German sources confirm that the 41.7C recorded in Duisburg on Wednesday was not just a national record but a harbinger. The heatwave has killed 1,300 across the continent, with Spain, Italy, and France all reporting triple-digit fatalities. The elderly and the poor have been hit hardest. In London, the death rate among over-75s surged by 40% during last month’s heatwave, according to leaked Public Health England data. The official line is that these are ‘excess deaths’. I call them preventable.
Let’s follow the money. The UK’s rail network, already in a shambles from years of underinvestment, now faces millions in repairs from heat-damaged tracks. Network Rail’s own internal report from 2017, which I have seen, warned that climate change would cause ‘significant operational disruption’ by 2025. They were seven years early. But there was no budget for upgrades, so the report was shelved.
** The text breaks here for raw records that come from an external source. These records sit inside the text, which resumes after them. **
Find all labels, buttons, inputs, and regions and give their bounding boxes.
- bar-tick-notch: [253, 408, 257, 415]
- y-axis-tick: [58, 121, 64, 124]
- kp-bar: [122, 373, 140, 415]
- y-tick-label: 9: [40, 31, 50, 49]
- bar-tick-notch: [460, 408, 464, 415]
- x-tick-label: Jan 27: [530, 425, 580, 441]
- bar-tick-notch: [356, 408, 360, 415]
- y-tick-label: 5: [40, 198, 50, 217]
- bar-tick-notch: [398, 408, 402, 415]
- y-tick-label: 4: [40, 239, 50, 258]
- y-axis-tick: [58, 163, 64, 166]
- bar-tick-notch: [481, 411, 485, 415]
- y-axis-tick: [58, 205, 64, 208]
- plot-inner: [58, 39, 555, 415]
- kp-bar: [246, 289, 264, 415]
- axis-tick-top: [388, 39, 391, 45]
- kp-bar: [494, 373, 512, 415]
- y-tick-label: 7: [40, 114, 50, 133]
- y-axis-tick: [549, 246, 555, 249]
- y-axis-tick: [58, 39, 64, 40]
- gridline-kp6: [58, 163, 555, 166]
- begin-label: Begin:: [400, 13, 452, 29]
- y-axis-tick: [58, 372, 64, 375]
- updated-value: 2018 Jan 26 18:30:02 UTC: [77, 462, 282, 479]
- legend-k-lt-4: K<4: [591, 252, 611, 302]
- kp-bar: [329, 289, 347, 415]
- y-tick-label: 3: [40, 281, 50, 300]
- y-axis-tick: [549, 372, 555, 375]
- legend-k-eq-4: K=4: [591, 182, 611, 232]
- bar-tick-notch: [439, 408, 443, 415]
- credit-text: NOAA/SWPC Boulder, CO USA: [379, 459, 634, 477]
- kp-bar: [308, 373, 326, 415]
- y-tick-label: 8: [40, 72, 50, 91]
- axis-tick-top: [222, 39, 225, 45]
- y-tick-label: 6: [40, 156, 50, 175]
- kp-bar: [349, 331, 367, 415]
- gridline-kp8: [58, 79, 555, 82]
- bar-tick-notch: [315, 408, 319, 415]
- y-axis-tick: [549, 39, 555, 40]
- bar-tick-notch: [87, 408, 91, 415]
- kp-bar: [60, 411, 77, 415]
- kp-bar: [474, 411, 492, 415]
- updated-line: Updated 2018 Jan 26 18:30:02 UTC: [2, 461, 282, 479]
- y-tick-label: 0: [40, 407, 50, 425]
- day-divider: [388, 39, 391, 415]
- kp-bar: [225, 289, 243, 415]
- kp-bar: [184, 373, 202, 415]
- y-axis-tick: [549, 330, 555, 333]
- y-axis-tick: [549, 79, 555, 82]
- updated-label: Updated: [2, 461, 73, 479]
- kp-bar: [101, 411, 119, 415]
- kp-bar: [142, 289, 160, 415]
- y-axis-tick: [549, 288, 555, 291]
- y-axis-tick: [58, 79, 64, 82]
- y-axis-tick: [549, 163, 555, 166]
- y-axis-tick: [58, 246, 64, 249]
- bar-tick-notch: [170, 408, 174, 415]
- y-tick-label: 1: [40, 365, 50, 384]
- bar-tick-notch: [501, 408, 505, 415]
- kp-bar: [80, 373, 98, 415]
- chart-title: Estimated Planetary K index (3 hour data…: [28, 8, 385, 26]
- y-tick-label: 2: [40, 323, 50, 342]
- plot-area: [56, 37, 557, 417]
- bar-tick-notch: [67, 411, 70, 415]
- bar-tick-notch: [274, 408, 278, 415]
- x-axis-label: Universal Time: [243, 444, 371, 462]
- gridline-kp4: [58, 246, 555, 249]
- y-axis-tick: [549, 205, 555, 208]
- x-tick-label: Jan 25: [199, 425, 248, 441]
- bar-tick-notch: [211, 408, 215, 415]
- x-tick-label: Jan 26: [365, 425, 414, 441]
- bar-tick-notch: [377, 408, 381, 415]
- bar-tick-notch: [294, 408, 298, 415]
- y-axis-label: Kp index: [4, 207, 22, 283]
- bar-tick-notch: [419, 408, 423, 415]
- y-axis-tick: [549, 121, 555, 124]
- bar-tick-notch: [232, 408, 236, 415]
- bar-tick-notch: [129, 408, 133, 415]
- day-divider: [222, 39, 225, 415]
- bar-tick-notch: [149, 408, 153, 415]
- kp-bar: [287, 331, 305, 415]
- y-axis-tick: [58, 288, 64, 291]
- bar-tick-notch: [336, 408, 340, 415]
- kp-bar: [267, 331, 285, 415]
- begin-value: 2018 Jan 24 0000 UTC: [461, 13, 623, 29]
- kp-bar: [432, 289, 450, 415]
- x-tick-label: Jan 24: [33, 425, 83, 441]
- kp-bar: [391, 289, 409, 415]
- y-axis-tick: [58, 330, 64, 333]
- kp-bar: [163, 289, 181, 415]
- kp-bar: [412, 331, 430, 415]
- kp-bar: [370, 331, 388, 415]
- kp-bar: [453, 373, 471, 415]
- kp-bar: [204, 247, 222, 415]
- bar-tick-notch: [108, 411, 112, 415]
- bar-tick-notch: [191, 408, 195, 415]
Meanwhile, energy companies are raking in record profits as households sweat through rolling blackouts. Ofgem, the regulator, has refused to cap prices. Sources inside the energy industry tell me that executives are ‘quietly pleased’ with the heatwave because it drives up demand. They don’t want resilience. They want revenue.
The UK infrastructure review, announced by the Transport Secretary this morning, will ‘consider the impact of extreme weather on our transport systems’. But without hard spending commitments, it’s theatre. Powerless. This is a government that cut flood defence budgets by £120m last year and has no dedicated heatwave plan. The review is a circus designed to distract until the next crisis.
I’ve spent my life tracing accountability. And the trail leads back to systemic failures: regulators asleep at the wheel, corporations prioritising profit, and politicians who punt every hard decision into the long grass. The heatwave didn’t kill 1,300 Europeans. Negligence did.
As the mercury rises, so should the pressure on those in charge. The bodies are real. The records are real. The question is: will the review be anything more than a paper shield? I wouldn’t bet on it.